L'Emilia e il lavoro che nobilita l'uomo (ricco)

Mi ha molto colpito, ma non stupito, questo fatto riguardante il lavoro in Emilia durante questi giorni di scosse telluriche:

"Dopo gli eventi sismici che il 20 e il 29 maggio hanno messo in ginocchio il cuore del tessuto economico e industriale dell’Emilia Romagna, dalle città più colpite si chiede a gran voce di poter ricominciare a lavorare, a produrre. Ma, per diverse aziende, sono i lavoratori a doversi assumere ogni responsabilità relativa alla propria incolumità.

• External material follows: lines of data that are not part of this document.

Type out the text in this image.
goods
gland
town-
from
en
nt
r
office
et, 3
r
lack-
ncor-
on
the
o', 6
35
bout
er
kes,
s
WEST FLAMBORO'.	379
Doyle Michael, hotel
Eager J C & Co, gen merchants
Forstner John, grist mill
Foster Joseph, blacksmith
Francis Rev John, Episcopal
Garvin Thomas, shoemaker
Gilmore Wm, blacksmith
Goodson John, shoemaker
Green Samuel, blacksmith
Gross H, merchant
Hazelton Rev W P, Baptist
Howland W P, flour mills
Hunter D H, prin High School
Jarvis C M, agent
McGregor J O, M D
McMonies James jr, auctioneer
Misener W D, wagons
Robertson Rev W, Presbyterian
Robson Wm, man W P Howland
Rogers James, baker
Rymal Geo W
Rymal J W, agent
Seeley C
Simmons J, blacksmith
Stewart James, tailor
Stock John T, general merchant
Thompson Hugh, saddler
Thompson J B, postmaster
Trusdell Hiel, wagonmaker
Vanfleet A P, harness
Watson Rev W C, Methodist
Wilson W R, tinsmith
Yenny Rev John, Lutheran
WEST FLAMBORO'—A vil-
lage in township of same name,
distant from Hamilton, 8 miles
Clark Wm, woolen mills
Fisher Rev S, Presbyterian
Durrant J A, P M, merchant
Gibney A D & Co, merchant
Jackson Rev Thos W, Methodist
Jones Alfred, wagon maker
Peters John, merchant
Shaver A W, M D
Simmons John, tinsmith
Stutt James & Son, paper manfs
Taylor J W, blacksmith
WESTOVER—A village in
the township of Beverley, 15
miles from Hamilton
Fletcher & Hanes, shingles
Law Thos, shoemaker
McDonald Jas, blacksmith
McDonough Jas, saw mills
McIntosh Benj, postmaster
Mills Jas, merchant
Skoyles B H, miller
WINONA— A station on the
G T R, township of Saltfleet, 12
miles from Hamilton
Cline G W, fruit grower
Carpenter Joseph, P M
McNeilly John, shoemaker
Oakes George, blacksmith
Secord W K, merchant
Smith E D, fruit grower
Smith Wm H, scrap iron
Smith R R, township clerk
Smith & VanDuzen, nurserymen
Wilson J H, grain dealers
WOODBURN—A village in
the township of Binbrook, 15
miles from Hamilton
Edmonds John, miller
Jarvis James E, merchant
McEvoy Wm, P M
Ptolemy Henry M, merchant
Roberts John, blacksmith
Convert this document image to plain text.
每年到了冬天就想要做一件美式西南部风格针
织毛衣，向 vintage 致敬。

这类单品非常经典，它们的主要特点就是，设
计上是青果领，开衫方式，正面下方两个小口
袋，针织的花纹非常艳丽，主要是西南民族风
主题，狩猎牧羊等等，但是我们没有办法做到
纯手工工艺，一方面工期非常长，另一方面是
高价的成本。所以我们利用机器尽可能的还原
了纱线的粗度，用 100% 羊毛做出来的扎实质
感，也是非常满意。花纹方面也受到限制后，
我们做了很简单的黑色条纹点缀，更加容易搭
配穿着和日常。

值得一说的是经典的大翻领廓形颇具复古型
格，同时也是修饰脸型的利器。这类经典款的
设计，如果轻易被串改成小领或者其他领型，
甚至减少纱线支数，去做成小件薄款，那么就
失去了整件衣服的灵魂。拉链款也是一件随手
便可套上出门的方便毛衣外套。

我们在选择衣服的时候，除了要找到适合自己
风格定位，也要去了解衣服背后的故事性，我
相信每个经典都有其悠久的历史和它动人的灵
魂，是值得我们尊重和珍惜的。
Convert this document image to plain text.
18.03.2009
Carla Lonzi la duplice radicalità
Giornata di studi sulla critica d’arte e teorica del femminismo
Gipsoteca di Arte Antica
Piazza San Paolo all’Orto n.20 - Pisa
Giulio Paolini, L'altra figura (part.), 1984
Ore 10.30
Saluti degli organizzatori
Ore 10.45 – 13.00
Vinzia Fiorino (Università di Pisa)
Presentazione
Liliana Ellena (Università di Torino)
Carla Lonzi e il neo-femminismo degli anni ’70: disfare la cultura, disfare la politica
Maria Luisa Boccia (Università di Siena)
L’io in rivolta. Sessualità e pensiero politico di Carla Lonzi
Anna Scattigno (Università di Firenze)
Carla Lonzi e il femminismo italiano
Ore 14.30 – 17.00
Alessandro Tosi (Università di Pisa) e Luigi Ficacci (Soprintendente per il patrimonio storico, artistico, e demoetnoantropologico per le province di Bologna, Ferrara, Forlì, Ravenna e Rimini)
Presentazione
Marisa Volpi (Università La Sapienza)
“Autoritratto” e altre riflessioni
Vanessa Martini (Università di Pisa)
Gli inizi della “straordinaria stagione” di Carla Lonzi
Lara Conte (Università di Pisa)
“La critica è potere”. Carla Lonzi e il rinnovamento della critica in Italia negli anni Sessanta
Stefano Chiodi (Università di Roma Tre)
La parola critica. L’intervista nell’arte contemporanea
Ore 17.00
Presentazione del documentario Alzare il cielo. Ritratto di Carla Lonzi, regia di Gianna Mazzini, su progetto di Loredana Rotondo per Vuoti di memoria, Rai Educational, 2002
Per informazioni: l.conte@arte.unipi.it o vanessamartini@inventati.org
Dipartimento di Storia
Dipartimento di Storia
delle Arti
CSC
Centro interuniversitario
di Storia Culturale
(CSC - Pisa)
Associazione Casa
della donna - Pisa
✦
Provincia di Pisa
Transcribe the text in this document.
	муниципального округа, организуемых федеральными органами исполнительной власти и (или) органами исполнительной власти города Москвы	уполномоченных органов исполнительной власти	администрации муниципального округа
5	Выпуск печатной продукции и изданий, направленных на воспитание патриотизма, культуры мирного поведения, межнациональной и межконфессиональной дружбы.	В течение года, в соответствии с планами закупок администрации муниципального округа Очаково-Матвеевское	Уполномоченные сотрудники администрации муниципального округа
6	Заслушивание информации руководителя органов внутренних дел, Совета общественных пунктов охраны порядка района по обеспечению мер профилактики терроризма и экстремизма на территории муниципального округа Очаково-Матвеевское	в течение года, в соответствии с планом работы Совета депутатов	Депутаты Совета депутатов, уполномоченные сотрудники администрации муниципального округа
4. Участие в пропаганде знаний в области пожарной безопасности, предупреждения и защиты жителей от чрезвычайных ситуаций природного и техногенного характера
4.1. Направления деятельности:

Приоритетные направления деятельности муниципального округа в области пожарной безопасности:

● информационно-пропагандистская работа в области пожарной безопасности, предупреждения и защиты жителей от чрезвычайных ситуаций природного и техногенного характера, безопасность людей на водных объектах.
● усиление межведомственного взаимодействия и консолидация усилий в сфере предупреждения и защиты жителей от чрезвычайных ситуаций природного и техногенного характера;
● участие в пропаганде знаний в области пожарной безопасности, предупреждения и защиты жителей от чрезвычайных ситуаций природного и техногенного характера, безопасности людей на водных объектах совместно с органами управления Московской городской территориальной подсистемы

Ad alcuni operai, denuncia la Cgil Emilia Romagna, che in questi giorni ha ricevuto svariate segnalazioni provenienti dal modenese e dal reggiano, “è stato chiesto di firmare un documento che recita: ciascun dipendente che ritiene opportuno continuare a svolgere la propria attività libera la proprietà da qualsiasi responsabilità civile o penale"
Fonte: Il Fatto Quotidiano.

Sappiamo bene, tutti quanti, che diversi operai ed impiegati hanno perso la vita una volta travolti dai resti dei capannoni dove lavoravano. Dopo il, potremo definirlo così, "big one", la gente, anche su istigazione dei politici piccoli e grandi (ricorderò sempre le parole di Napolitano e Monti che pensavano sì alle persone, ma anche all'economie, i quali confidavano che l'Emilia sarebbe presto ripartita), oltreche ovviamente dei propri datori di lavoro, è tornata a sudare le ordinarie 7 camicie rischiando la vita.
Ma oltre ai ricchi e potenti, anche loro non sono stati da meno, infatti si può ben dire che tutti volevano tornare a lavorare, perchè d'altronde senza stipendio è difficile vivere. In questa società è così: abbiamo tanta roba che ci vizia e che ci spinge a lavorare tante ore per poterle rinnovare o mantenere e, visto che gli stipendi, in rapporto alle nostre spese, sono miseri, non si può saltare neanche una settimana di lavoro, neanche per motivi serissimi come quello riguardante il rischio di perdere la vita.
La gente è disposta a rischiare la vita perchè ha paura di non poter più sostenere un certo stile di vita, fra l'altro non scelto ma subito per farsi accettare dalla società.
I datori di lavoro, che sfruttano la società che ci educa parlandoci della "nobiltà del lavoro" (ma i nobili mica lavorano..), istigano molte volte al suicidio, e non solo in questi giorni emiliani, ma in qualsiasi altro posto quando ci obbligano a compiere azioni mai fatte prima, senza dirci nulla sulla sicurezza e magari facendoci lavorare in nero. Ma è chiaro che la colpa è appunto sia della gente comune che degli industriali, infatti se questi istigano, i primi recepiscono, accettano, assimilano e perpetuano questo sistema, così ecco che la mamma dice al figlio "Cosa fai se non lavori??", e il figlio dopo poco tempo si sentirà disperato se non avrà un lavoro stabile, allora ecco la fila di persone docili, ubbidienti, entrare nei capannoni ogni giorno per sentirsi ben visti e volut da famiglia, amici, conoscenti e società intera.

In una società impostata sulla produzione coatta, sul consumo egostico e sul profitto per pochi (cosa che viene sempre omessa), non si può pensare di non lavorare neanche per motivi legati alla sicurezza personale, perchè il lavoro riempie le nostre misere vite.